"Naturally there can be no absolute certainty that the ‘Scotia’ may not be still afloat, or that the members of the expedition may not have reached a place of safety, but the presence of large pieces of ice attached to some of the fragments seem to the best authorities to favour the theory that the unfortunate vessel was struck by one of the huge icebergs which have lately been floating up from the direction of the Admiralty Mountains, and in that case her fate will probably remain one of the many insoluble mysteries of the ocean."
“Now that’s what one might call the irony of fate,” said the old clergyman, “seeing that the object of the expedition . . .”
“Hush!”
"While the sympathy of the public will be extended to the families of all the explorers who have apparently perished in a brave effort to protect mankind from one of the worst dangers of the great deep, the entire world will mourn the loss (as we fear it may be) of the heroic young Commander, Doctor Martin Conrad, who certainly belonged to the ever-diminishing race of dauntless and intrepid souls who seem to be born will that sacred courage which leads men to render up their lives at the lure of the Unknown and the call of a great idea."
I felt as if I were drowning.
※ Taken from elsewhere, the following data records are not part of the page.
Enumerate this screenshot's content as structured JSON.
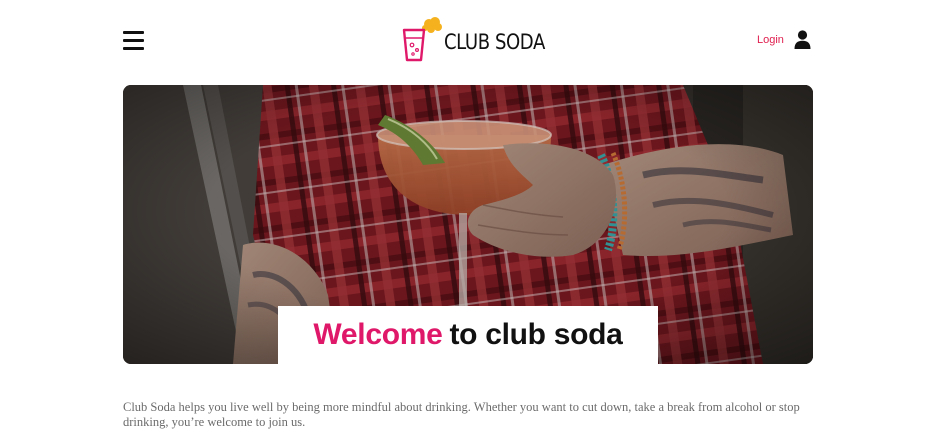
{
  "header": {
    "brand": "CLUB SODA",
    "login_label": "Login",
    "menu_icon": "hamburger-menu-icon",
    "user_icon": "user-icon"
  },
  "hero": {
    "welcome_highlight": "Welcome",
    "welcome_rest": "to club soda"
  },
  "intro": {
    "text": "Club Soda helps you live well by being more mindful about drinking. Whether you want to cut down, take a break from alcohol or stop drinking, you’re welcome to join us."
  },
  "colors": {
    "accent_pink": "#e0186a",
    "login_red": "#e02050",
    "logo_yellow": "#f5b21e"
  }
}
At one moment there was the shrieking of waves about my face; at the next the rolling of billows over my head.
"Though it seems only too certain . . . this sacred courage quenched . . . let us not think such lives as his are wasted . . . only wasted lives . . . lives given up . . . inglorious ease . . . pursuit of idle amusements. . . . Therefore let loved ones left behind . . . take comfort . . . inspiring thought . . . if lost . . . not died in vain . . . Never pleasure but Death . . . the lure that draws true hearts. . . ."
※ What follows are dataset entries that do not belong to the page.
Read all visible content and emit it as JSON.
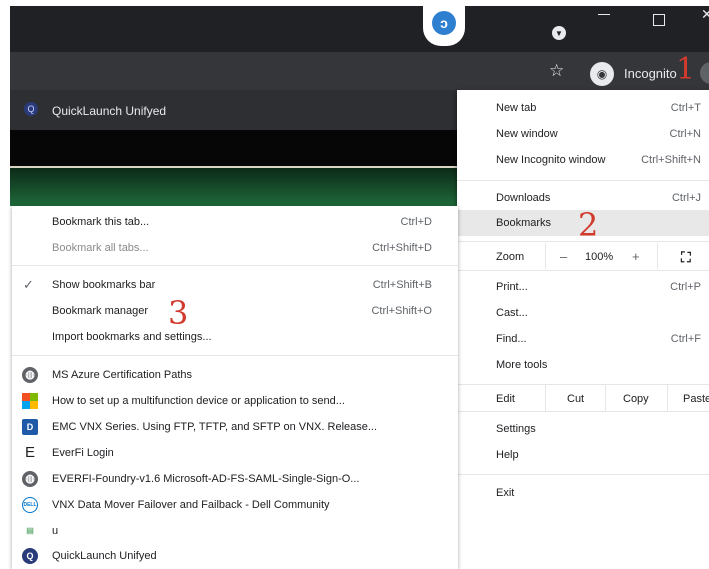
{
  "window": {
    "incognito_label": "Incognito",
    "icons": [
      "extension-logo-icon",
      "tab-search-icon",
      "minimize-icon",
      "maximize-icon",
      "close-icon",
      "bookmark-star-icon",
      "incognito-icon"
    ]
  },
  "bookmarks_bar": {
    "item_label": "QuickLaunch Unifyed"
  },
  "annotations": {
    "one": "1",
    "two": "2",
    "three": "3",
    "color": "#d23a2e"
  },
  "submenu": {
    "bookmark_tab": {
      "label": "Bookmark this tab...",
      "shortcut": "Ctrl+D"
    },
    "bookmark_all": {
      "label": "Bookmark all tabs...",
      "shortcut": "Ctrl+Shift+D"
    },
    "show_bar": {
      "check": "✓",
      "label": "Show bookmarks bar",
      "shortcut": "Ctrl+Shift+B"
    },
    "manager": {
      "label": "Bookmark manager",
      "shortcut": "Ctrl+Shift+O"
    },
    "import": {
      "label": "Import bookmarks and settings..."
    },
    "bookmarks": [
      {
        "icon": "globe-icon",
        "label": "MS Azure Certification Paths"
      },
      {
        "icon": "microsoft-icon",
        "label": "How to set up a multifunction device or application to send..."
      },
      {
        "icon": "document-d-icon",
        "label": "EMC VNX Series. Using FTP, TFTP, and SFTP on VNX. Release..."
      },
      {
        "icon": "everfi-icon",
        "label": "EverFi Login"
      },
      {
        "icon": "globe-icon",
        "label": "EVERFI-Foundry-v1.6 Microsoft-AD-FS-SAML-Single-Sign-O..."
      },
      {
        "icon": "dell-icon",
        "label": "VNX Data Mover Failover and Failback - Dell Community"
      },
      {
        "icon": "u-icon",
        "label": "u"
      },
      {
        "icon": "quicklaunch-icon",
        "label": "QuickLaunch Unifyed"
      }
    ]
  },
  "mainmenu": {
    "new_tab": {
      "label": "New tab",
      "shortcut": "Ctrl+T"
    },
    "new_window": {
      "label": "New window",
      "shortcut": "Ctrl+N"
    },
    "new_incognito": {
      "label": "New Incognito window",
      "shortcut": "Ctrl+Shift+N"
    },
    "downloads": {
      "label": "Downloads",
      "shortcut": "Ctrl+J"
    },
    "bookmarks": {
      "label": "Bookmarks"
    },
    "zoom": {
      "label": "Zoom",
      "minus": "–",
      "value": "100%",
      "plus": "+"
    },
    "print": {
      "label": "Print...",
      "shortcut": "Ctrl+P"
    },
    "cast": {
      "label": "Cast..."
    },
    "find": {
      "label": "Find...",
      "shortcut": "Ctrl+F"
    },
    "more_tools": {
      "label": "More tools"
    },
    "edit": {
      "label": "Edit",
      "cut": "Cut",
      "copy": "Copy",
      "paste": "Paste"
    },
    "settings": {
      "label": "Settings"
    },
    "help": {
      "label": "Help"
    },
    "exit": {
      "label": "Exit"
    }
  }
}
I heard no more. The old colonel’s voice, which had been beating on my brain like a hammer, seemed to die away in the distance.
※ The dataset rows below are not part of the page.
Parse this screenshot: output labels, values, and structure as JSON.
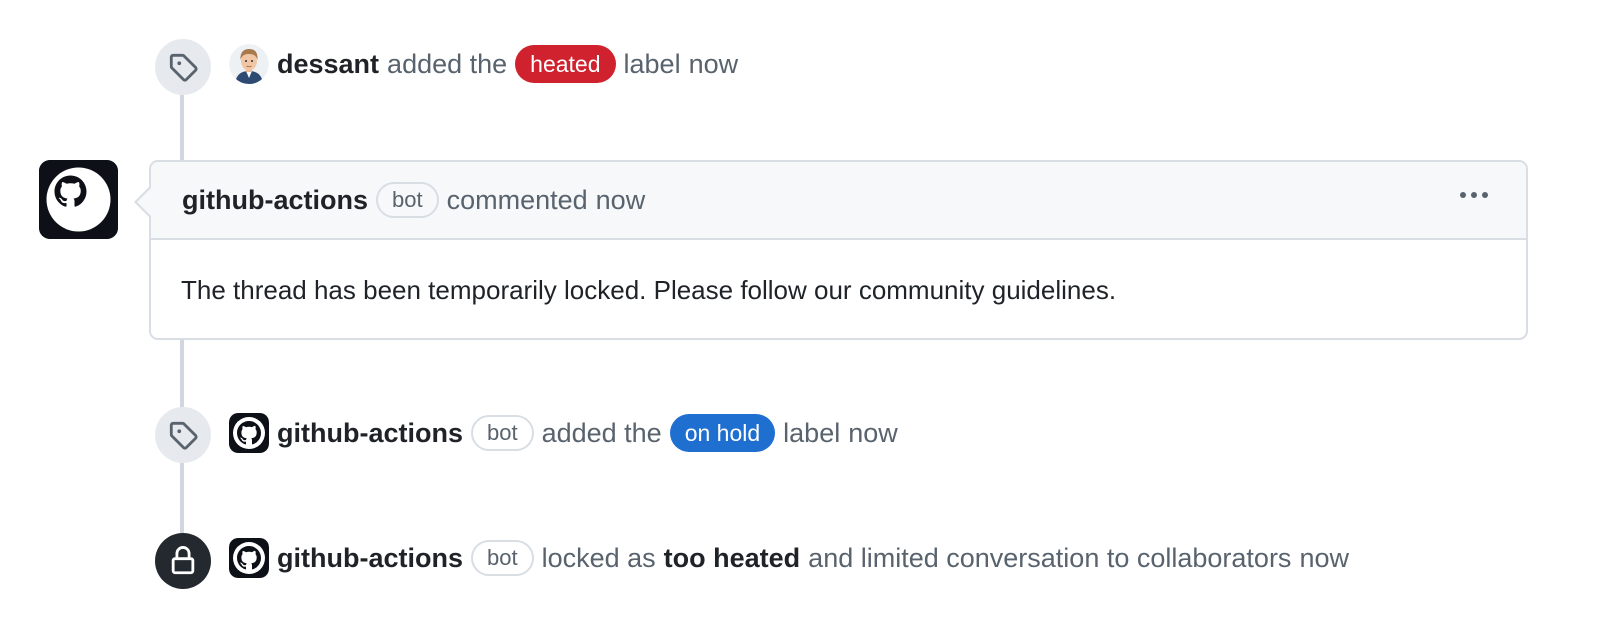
{
  "timeline": {
    "event_1": {
      "actor": "dessant",
      "before": "added the",
      "label": {
        "text": "heated",
        "color": "#cf222e"
      },
      "after": "label",
      "time": "now"
    },
    "comment": {
      "author": "github-actions",
      "bot_badge": "bot",
      "action": "commented",
      "time": "now",
      "body": "The thread has been temporarily locked. Please follow our community guidelines.",
      "menu_icon": "kebab-horizontal-icon"
    },
    "event_2": {
      "actor": "github-actions",
      "bot_badge": "bot",
      "before": "added the",
      "label": {
        "text": "on hold",
        "color": "#1f6fd0"
      },
      "after": "label",
      "time": "now"
    },
    "event_3": {
      "actor": "github-actions",
      "bot_badge": "bot",
      "before": "locked as",
      "reason": "too heated",
      "after": "and limited conversation to collaborators",
      "time": "now"
    }
  },
  "icons": {
    "label_event": "tag-icon",
    "lock_event": "lock-icon",
    "bot_avatar": "github-mark-icon",
    "user_avatar": "avatar"
  },
  "colors": {
    "timeline_line": "#d0d7de",
    "badge_bg": "#e6e9ee",
    "lock_badge_bg": "#24292f",
    "muted_text": "#59636e"
  }
}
“How hard you are breathing. What is amiss?” said our landlady.
I made no reply. Rising to my feet I became giddy and held on to the table cloth to prevent myself from falling.
The landlady jumped up to protect her crockery and at the same moment the old actress led me from the room. I excused myself on the ground of faintness, and the heat of the house after my quick walk home from the theatre.
Back in my bedroom my limbs gave way and I sank to the floor with my head on the chair. There was no uncertainty for me now. It was all over. The great love which had engrossed my life had gone.
In the overwhelming shock of that moment I could not think of the world’s loss. I could not even think of Martin’s. I could only think of my own, and once more I felt as if something of myself had been torn out of my breast.
“Why? Why?” I was crying in the depths of my heart—why, when I was so utterly alone, so helpless and so friendless, had the light by which I lived been quenched.